Neoma Laken : With Pen in Hand, History IS Alive! [UPDATED]Published 6:43am Thursday, May 9, 2013 Updated 6:46am Thursday, May 9, 2013
Breckenridge is now known as the Headwaters of the Red – perhaps its major designation. Neoma has taken this fact and turned it into the city’s major asset, through an unusual beginning. Although she grew up near Doran, MN, fascinated by facts – an only child who wore on her parents’ patience with all her questions – she says she was interested because they were interested. Always the student with an insatiable curiosity to learn more, the high school valedictorian took a job with a local law firm and learned much about the legal terms surrounding land deals.
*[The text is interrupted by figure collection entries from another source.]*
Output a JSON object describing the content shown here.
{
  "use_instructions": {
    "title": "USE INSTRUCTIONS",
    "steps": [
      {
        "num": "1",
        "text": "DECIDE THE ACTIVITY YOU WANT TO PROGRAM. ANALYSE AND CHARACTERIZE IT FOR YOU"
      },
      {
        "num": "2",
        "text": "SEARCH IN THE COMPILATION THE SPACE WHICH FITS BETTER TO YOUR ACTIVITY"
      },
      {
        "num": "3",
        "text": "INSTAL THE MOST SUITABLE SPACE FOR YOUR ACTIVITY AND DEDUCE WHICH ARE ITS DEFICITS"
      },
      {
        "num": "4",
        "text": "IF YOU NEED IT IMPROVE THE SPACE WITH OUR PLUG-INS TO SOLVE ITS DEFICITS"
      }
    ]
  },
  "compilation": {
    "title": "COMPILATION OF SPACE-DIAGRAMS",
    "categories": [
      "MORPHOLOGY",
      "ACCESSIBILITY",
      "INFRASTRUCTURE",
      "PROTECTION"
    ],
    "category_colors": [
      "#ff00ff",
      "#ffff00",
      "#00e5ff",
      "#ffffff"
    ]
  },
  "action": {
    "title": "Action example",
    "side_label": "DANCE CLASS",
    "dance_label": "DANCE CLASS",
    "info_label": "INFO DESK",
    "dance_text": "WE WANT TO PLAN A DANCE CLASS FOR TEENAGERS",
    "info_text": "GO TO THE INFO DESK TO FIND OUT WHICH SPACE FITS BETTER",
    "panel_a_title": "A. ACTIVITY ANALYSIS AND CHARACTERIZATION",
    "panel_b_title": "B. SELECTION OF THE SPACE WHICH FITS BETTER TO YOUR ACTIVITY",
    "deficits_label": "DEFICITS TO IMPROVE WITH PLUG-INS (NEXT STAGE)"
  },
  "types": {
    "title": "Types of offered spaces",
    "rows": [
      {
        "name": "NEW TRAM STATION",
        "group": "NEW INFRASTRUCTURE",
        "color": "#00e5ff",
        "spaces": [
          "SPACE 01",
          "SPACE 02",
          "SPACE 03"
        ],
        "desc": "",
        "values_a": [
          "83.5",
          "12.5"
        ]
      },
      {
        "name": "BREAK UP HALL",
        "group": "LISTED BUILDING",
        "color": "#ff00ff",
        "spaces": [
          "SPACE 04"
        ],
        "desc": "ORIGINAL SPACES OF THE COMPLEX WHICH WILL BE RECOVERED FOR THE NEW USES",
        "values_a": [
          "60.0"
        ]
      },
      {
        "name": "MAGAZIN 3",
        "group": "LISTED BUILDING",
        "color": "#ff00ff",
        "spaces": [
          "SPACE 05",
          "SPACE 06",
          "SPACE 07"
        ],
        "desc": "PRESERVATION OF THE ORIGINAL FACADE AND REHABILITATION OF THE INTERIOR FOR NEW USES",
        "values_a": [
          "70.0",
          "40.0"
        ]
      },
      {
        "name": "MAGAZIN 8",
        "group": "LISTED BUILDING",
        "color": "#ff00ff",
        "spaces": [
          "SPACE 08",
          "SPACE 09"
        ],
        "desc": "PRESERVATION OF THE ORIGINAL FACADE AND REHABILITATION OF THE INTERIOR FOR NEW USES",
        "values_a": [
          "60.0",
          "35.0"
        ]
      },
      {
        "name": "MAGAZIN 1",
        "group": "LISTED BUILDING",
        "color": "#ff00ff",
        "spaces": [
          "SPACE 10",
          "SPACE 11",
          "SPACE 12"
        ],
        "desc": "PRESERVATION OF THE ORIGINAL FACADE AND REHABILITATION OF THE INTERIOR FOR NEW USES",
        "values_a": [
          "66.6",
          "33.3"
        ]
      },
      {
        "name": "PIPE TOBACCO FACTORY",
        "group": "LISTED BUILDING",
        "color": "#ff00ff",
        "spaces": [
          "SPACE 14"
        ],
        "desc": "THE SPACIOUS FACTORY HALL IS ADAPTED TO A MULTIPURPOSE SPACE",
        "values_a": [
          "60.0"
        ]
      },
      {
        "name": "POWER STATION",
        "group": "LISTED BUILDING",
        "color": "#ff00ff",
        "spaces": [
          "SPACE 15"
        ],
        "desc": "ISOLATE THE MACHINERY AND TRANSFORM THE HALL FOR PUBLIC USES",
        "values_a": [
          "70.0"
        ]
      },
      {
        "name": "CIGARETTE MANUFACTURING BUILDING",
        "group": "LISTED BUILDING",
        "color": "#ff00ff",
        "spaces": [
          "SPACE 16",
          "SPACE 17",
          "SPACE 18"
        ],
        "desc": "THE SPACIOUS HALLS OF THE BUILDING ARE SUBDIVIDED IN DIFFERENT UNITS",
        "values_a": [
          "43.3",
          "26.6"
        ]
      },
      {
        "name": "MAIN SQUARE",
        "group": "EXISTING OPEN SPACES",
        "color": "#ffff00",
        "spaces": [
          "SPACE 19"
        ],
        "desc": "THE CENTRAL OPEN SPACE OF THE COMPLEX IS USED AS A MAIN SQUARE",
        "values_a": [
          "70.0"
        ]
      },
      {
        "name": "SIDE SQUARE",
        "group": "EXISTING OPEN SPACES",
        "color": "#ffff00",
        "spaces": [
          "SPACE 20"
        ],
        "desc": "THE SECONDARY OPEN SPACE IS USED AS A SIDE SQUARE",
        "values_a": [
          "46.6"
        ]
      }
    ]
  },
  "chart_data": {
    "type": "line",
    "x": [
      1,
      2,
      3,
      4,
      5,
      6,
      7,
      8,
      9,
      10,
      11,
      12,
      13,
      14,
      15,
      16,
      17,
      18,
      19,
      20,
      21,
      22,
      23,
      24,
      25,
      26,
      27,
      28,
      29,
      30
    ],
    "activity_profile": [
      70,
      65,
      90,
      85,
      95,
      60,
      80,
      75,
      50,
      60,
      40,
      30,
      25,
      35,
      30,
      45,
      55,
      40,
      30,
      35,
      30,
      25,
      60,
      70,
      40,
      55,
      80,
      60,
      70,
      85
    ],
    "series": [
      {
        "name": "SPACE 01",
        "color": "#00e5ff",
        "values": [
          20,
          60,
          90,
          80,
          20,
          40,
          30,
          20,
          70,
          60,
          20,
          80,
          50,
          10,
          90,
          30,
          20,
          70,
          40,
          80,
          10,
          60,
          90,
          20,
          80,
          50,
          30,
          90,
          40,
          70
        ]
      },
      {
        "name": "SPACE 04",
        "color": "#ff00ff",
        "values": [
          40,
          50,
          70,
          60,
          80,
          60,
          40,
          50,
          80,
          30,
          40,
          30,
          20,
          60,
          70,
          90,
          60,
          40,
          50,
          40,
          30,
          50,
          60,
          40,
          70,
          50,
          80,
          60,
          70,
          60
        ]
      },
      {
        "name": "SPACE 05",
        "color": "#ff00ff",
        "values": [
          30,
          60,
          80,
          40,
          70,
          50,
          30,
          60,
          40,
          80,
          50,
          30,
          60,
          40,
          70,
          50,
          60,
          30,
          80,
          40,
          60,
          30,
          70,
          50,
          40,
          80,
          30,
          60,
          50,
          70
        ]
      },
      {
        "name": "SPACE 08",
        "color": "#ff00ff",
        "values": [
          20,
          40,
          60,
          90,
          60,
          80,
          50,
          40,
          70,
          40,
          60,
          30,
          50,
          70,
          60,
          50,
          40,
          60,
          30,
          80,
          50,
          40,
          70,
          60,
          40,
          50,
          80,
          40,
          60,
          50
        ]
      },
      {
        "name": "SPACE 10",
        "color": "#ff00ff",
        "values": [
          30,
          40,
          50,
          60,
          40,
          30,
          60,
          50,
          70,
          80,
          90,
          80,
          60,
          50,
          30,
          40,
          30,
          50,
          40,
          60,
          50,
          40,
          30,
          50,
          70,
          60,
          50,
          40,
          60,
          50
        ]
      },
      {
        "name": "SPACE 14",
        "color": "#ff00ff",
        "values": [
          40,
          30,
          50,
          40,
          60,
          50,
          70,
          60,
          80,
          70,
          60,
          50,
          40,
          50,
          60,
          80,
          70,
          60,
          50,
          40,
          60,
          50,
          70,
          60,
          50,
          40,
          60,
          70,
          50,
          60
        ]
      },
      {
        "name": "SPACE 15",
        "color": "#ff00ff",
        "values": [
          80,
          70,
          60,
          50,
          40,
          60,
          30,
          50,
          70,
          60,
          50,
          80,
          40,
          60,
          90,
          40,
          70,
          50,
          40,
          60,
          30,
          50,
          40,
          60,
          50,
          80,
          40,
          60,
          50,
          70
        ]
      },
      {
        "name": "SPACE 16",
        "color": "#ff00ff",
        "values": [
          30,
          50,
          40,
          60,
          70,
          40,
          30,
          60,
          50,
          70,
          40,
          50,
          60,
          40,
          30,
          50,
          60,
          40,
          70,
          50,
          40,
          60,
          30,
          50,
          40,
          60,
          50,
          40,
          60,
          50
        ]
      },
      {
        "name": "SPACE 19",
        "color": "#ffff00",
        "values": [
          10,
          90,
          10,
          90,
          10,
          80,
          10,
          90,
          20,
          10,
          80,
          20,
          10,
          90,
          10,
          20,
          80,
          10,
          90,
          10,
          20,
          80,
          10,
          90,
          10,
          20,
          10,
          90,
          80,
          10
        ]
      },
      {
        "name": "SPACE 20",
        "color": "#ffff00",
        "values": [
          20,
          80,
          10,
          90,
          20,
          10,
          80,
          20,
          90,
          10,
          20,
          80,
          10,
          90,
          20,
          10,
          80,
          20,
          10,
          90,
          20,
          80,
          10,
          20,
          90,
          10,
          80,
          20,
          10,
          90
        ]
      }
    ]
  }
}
Her career path took her to the Wilkin County Recorder’s office where she served and researched until her retirement.
“For all of those years I served as Recorder, when people came in to have land recorded or deeded, we would visit and I would learn more and more about the county. I was fascinated about the land history – the mapping, the movement and development. People would give me additional facts and I would record those on a sticky note and toss it into a cardboard box. That box became two boxes and then more and they turned into the real Wilkin County history file.”
Neoma’s interest in history is what sparked her enthusiasm for bettering her community. “The city has always meant a lot to me,” she insists. “I guess when I was raised I never knew there was an option not to serve. By example, my parents taught me to expect that everybody did this – you take ownership in your community.” Neoma’s interest has paid off in big and fun ways for her community. The city now boasts a historic walking trail, a railroad park, an outdoor performing stage, a memorial to the country’s shortest run streetcar line – from Breckenridge to Wahpeton – and a monument and park with the official designation of Head of The Red/Headwaters of the Red River of the North. The Headwaters/Red River has been designated a recreational boating and canoe trail. But only a few years ago, the Red River wasn’t even mapped. Over the years, Neoma had gathered lots of information about land along the river – uses and drainage, landings, territorial towns. She researched how early settlers traveled and traded by canoe on their journey north and wondered why the river couldn’t be utilized more for recreation today. As a pioneer of river history, she and a volunteer effort called Project Breckenridge have worked through the state legislature and with the DNR to create a master plan that included mapping, signage and historical designations from Breckenridge all the way to the Canadian border.
Headwater refers to the drainage basin of the Red River – where the Bois de Sioux and Ottertail rivers meet the Red River as the only north directional river in the US.
Introducing historic personalities to the community is one of Neoma’s favorite pastimes. “The ancestors who paved trails on their own journeys can inspire us,” she remarks. Through pageants she writes and directs, Neoma and other actors provide a glimpse into the past that shaped the present area – including Native Americans, traders, politicians, river guides and entrepreneurs. Always delightful performances, she has also expanded her repertoire to include portrayals of biblical women (none of whom were from Wilkin County!)
Not the “unofficial historian” through research only, Neoma continues her legacy of penning newspaper articles, producing pageants, writing grants, and creating pamphlets and brochures promoting the area through its history. She also has authored a book about the Red River, Winding Journey to History.
Neoma Laken is making sure that history will be kind to Breckenridge, MN. And we thank her for it.